Kami selesai check-in sekitar pukul 12:45, hampir jam 1 siang, untunglah di pesawat tadi kami mendapatkan makanan. Kami berangkat dengan berjalan kaki menuju tempat makan yang banyak direkomendasikan oleh beberapa rekan food blogger, yaitu Sup Tulang Deen Biasa. Dengan berbekal peta offline google map Singapura yang ada di dalam handphone ber-GPS saya, kami dapat menemukan restoran tersebut tanpa kesulitan. Kami memang memilih untuk tidak membeli paket internet di Singapura. Cukup mengandalkan peta dan data offline yang sudah di-download plus handphone ber-GPS. GPS handphone akan tetap berfungsi walaupun saya tidak berlangganan paket internet ;). Bagaimana kalau tersesat? Tanya saja, mayoritas penduduk Singapura dapat berbahasa Inggris kok ;).

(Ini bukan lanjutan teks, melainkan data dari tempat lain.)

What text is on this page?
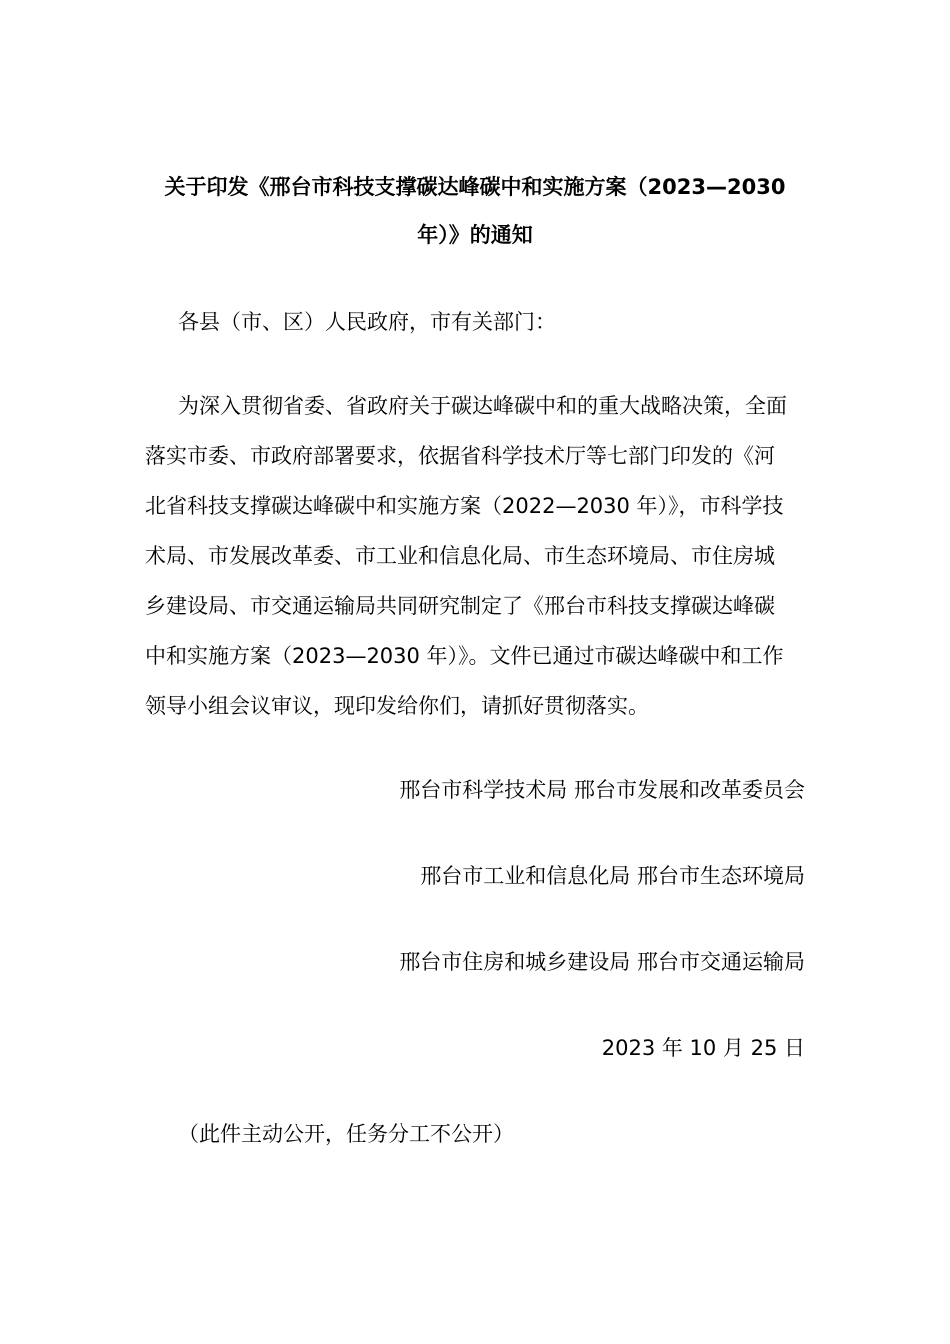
关于印发《邢台市科技支撑碳达峰碳中和实施方案（2023—2030
年）》的通知
各县（市、区）人民政府，市有关部门：
为深入贯彻省委、省政府关于碳达峰碳中和的重大战略决策，全面
落实市委、市政府部署要求，依据省科学技术厅等七部门印发的《河
北省科技支撑碳达峰碳中和实施方案（2022—2030 年）》，市科学技
术局、市发展改革委、市工业和信息化局、市生态环境局、市住房城
乡建设局、市交通运输局共同研究制定了《邢台市科技支撑碳达峰碳
中和实施方案（2023—2030 年）》。文件已通过市碳达峰碳中和工作
领导小组会议审议，现印发给你们，请抓好贯彻落实。
邢台市科学技术局 邢台市发展和改革委员会
邢台市工业和信息化局 邢台市生态环境局
邢台市住房和城乡建设局 邢台市交通运输局
2023 年 10 月 25 日
（此件主动公开，任务分工不公开）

Setibanya di Sup Tulang Deen Biasa yang terletak di Jalan Sultan Nomor 95, kami langsung memesan sup tulang merah. Seperti apa bentuk sup tulang merah? Hidangan ini terdiri dari beberapa potongan besar tulang kambing yang disiram oleh kuah merah yang sedikit gurih. Daging kambing yang melekat pada tulangnya empuk dan lumayan banyak jadi cukup mengenyangkan. Kami menyantap sup tersebut dengan potongan roti yang dicelupkan ke dalam kuah merah sup tersebut. Rasanya sedikit gurih, relatif flat, yaaa lumayanlaah. Tapi ketika kami membayar, aaawww, yah harganya jadi lumayan terutama ketika dikoversikan ke rupiah heheheh :’D.

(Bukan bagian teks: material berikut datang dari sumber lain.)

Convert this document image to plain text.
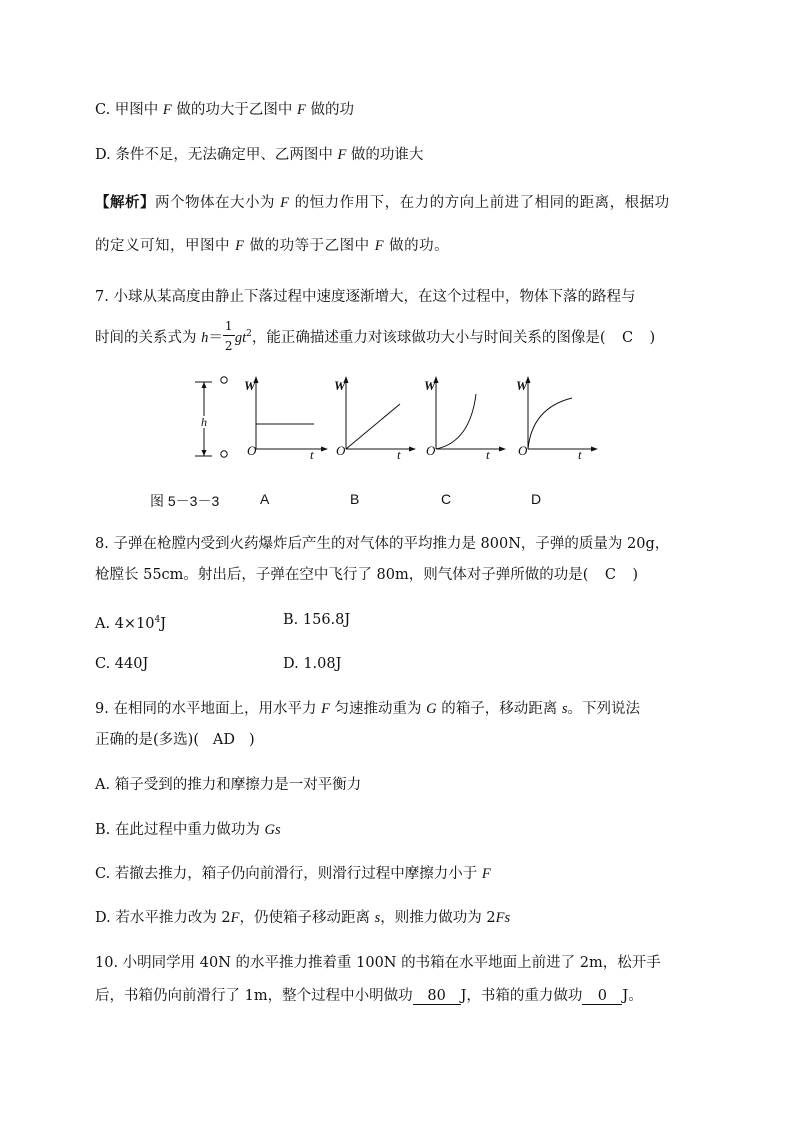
C. 甲图中 F 做的功大于乙图中 F 做的功
D. 条件不足，无法确定甲、乙两图中 F 做的功谁大
【解析】两个物体在大小为 F 的恒力作用下，在力的方向上前进了相同的距离，根据功
的定义可知，甲图中 F 做的功等于乙图中 F 做的功。
7. 小球从某高度由静止下落过程中速度逐渐增大，在这个过程中，物体下落的路程与
时间的关系式为 $h= \frac{1}{2} gt^2$，能正确描述重力对该球做功大小与时间关系的图像是( C )
h
W
O	t
W
O	t
W
O	t
W
O	t
图 5－3－3	A	B	C	D
8. 子弹在枪膛内受到火药爆炸后产生的对气体的平均推力是 800N，子弹的质量为 20g，
枪膛长 55cm。射出后，子弹在空中飞行了 80m，则气体对子弹所做的功是( C )
A. $4\times 10^4J$	B. 156.8J
C. 440J	D. 1.08J
9. 在相同的水平地面上，用水平力 F 匀速推动重为 G 的箱子，移动距离 s。下列说法
正确的是(多选)( AD )
A. 箱子受到的推力和摩擦力是一对平衡力
B. 在此过程中重力做功为 Gs
C. 若撤去推力，箱子仍向前滑行，则滑行过程中摩擦力小于 F
D. 若水平推力改为 2F，仍使箱子移动距离 s，则推力做功为 2Fs
10. 小明同学用 40N 的水平推力推着重 100N 的书箱在水平地面上前进了 2m，松开手
后，书箱仍向前滑行了 1m，整个过程中小明做功 80 J，书箱的重力做功 0 J。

Setelah kenyang, kami melanjutkan perjalanan kami menuju Malay Heritage Centre di daerah Kampong Glam dengan berjalan kaki. Sekitar 170 tahun yang lalu, Malay Heritage Centre ini merupakan istana dari Sultan Singapura yang keturunan Melayu. Sekarang, tempat tersebut menjadi museum dan pusat berbagai kegiatan kebudayaan Melayu di Singapura. Saya masih dapat melihat bangunan istana yang cukup sederhana di sana. Di bagian halaman, terdengar musik Melayu diperdengarkan dan ada beberapa penari yang sepertinya sedang melakukan gladi resik untuk suatu acara, anak saya ikut berjoget sambil mesem-mesem di sana. Tak lupa kami berfoto halaman tersebut, sepertinya itu adalah lokasi umum untuk berfoto. Sebelum pergi meninggalkan Malay Heritage Centre, tak lupa kami masuk ke area souvenir untuk . . . menumpang berteduh, hehehehe. AC di area souvenirnya lumayan dingin. Lumayan bisa istirahat sesaat ;).

Tepat di seberang Malay Heritage Centre, terdapat Masjid Sultan yang merupakan masjid paling terkenal di Singapura. Tempat ini sufdah sejak dulu menjadi pusat kegiatan umat muslim di Singapura. Terus terang kami tidak masuk ke dalam masjid sebab kami sudah sholat jamak di hotel dan waktu masih menunjukkan sekitar pukul 3 sore. Kami hanya berfoto-foto saja di bagian depan masjid. Selain menjadi lokasi foto-foto bagi para turis narsis, bagian depan masjid menjadi lokasi bagi beberapa restoran dan toko souvenir. Nah berdasarkan pengalaman saya kemarin, harga souvenir di sana terbilang paling murah meskipun tidak terlalu banyak macamnya.

Kemudian kami melanjutkan perjalanan kami ke arah Arab St. dan Haji Lane untuk melihat-lihat cafe, toko dan hiasan mural yang terdapat di tembok. Penataan toko dan cafe terlihat rapi dan elok di mata. Mural-muralnya menjadi bonus bagi para pengunjung yang melintas :).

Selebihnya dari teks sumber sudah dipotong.